Rare mucinous ovarian carcinoma (MOC) patients have a dismal prognosis, as this histotype of ovarian cancer seldom responds to regular chemotherapy. In addition, the immunological landscape of MOC is poorly understood, making it difficult to say if immune checkpoint inhibitors should be used for any individuals. Tissue microarrays were subjected to multicolor immunohistochemistry (IHC) and immunofluorescence (IF) in a cohort of 126 patients with MOC.
Epithelial and stromal cell densities were determined and compared with clinical variables for tumor-associated macrophages (CD68+/PD-L1+, CD68+/PD-L1-), T cells (CD3+/CD8-, CD3+/CD8+), putative T-regulatory cells (Tregs, FOXP3+), B cells (CD20+/CD79A+), plasma cells (CD20-/CD79a+), Total survival was analyzed using both univariate and multivariate Cox Proportional Hazards models. Patients who showed similar patterns of immune cell infiltration were clustered together using unsupervised k-means analysis. The stroma had a greater average density of PD1+ cells, PD-L1- macrophages, CD4+ and CD8+ T cells, and FOXP3+ Tregs than the epithelium. Epithelial infiltration of PD-L1- and PD-L1+ macrophages was higher in Stage III/IV MOC tumors than in Stage I/II MOC tumors (P = 0.004 and P = 0.014, respectively).

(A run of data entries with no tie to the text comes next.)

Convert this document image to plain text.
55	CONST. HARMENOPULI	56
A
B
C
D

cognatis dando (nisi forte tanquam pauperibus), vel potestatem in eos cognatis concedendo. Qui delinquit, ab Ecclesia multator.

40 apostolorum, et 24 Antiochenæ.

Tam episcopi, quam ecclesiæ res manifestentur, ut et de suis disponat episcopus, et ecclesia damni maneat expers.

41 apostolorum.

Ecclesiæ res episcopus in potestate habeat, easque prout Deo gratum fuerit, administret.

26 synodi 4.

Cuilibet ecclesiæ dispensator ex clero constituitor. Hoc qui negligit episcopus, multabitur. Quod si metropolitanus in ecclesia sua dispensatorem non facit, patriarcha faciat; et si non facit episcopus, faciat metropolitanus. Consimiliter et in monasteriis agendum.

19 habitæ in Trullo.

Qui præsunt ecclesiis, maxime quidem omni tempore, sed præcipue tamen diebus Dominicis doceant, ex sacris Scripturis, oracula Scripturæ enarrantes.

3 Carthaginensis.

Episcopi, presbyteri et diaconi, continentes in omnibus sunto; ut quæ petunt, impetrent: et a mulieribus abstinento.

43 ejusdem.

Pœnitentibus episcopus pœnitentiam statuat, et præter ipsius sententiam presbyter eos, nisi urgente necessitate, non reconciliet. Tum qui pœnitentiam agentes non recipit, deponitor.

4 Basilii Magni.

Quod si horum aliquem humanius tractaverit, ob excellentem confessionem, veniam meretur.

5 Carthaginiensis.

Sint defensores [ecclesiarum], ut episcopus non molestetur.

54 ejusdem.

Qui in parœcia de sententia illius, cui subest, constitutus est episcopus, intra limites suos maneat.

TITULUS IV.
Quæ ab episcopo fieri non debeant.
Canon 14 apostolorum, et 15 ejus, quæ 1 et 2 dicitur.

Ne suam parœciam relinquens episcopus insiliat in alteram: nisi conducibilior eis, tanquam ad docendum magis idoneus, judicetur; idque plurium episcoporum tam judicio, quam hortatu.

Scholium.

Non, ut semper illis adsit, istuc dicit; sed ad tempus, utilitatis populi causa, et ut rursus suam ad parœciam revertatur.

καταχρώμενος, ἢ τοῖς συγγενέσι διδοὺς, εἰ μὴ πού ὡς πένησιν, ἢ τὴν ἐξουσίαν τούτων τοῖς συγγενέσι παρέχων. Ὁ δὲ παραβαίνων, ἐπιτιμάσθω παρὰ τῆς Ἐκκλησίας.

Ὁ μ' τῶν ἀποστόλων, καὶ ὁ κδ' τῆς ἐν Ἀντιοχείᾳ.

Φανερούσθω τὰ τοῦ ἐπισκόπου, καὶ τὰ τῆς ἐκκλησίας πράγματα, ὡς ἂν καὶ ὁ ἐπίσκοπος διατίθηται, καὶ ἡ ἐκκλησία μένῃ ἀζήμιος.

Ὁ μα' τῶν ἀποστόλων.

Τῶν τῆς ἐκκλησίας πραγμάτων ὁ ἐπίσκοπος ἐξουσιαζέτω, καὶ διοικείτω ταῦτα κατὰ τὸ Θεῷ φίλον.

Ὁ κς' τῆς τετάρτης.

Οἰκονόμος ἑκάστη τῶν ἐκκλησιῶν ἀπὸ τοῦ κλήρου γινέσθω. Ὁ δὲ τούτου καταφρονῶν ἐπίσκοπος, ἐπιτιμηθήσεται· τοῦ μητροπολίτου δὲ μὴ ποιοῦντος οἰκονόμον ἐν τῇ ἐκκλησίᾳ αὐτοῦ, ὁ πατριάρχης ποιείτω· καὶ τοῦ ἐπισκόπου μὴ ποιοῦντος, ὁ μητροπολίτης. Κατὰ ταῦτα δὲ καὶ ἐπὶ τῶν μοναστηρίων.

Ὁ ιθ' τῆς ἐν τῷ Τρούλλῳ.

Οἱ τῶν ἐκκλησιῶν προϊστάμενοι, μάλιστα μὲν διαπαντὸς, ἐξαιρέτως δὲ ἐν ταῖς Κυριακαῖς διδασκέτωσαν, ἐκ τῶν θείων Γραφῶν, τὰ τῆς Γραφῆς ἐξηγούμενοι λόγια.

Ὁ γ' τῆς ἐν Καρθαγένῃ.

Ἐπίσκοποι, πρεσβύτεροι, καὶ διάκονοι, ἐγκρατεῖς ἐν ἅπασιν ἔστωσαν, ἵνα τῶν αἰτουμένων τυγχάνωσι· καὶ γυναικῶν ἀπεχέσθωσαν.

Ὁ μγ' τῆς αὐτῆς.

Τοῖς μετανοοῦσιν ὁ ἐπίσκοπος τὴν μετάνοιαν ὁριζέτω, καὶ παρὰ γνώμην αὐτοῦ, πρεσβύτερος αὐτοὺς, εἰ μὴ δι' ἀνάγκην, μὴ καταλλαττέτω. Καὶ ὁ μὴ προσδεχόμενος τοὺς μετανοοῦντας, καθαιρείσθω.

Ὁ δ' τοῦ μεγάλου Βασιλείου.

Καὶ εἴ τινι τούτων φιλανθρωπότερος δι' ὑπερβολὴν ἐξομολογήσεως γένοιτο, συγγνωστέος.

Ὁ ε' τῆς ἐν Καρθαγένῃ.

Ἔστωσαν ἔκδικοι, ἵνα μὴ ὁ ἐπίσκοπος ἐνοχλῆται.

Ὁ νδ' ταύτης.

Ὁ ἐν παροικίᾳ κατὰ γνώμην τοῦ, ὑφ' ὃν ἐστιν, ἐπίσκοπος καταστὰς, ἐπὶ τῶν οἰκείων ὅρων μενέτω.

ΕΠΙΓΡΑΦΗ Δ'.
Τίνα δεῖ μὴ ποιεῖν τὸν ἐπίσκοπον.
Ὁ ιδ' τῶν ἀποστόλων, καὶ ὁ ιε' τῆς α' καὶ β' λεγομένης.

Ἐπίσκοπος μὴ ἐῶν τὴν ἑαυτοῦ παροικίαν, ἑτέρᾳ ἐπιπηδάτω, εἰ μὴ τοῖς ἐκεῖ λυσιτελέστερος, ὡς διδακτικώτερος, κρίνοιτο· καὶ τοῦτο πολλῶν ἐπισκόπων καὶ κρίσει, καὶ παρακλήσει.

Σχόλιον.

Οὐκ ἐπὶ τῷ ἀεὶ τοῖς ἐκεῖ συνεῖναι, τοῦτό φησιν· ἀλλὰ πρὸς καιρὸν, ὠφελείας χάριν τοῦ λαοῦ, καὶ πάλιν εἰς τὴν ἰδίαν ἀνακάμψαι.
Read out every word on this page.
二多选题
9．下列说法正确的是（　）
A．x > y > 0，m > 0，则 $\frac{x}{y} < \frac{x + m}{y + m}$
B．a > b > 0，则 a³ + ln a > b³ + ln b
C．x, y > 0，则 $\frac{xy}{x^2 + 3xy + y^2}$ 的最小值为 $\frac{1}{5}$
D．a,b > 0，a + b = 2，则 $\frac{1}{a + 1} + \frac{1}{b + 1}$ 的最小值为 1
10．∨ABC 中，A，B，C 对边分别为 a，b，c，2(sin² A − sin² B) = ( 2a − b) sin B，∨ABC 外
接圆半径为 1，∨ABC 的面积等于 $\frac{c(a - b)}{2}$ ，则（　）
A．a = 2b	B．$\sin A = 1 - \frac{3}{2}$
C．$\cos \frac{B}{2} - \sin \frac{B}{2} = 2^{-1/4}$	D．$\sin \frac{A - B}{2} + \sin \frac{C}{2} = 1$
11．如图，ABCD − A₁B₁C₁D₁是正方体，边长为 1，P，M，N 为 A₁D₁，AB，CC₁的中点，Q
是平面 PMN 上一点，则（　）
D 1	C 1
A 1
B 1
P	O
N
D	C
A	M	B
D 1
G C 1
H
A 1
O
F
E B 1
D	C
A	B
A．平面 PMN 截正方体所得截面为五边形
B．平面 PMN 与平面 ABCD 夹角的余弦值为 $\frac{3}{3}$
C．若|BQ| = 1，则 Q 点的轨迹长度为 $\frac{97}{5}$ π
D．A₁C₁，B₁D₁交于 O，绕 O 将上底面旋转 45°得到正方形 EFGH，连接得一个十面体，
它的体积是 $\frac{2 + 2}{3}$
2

Under univariate analysis, patients with a high epithelial density of FOXP3+ cells, CD8+/FOXP3+ cells, or PD-L1- macrophages fared worse, while those with a high epithelial density of CD79a + plasma cells fared better. According to cluster analysis, the vast majority of MOC (86%) displayed an immune-depleted (cold) phenotype, with just a subset being termed immunological inflamed (hot) based on T cell and PD-L1 infiltrates. In conclusion, MOCs are generally “cool” immunologically, which means they may not respond well to standard immunotherapies.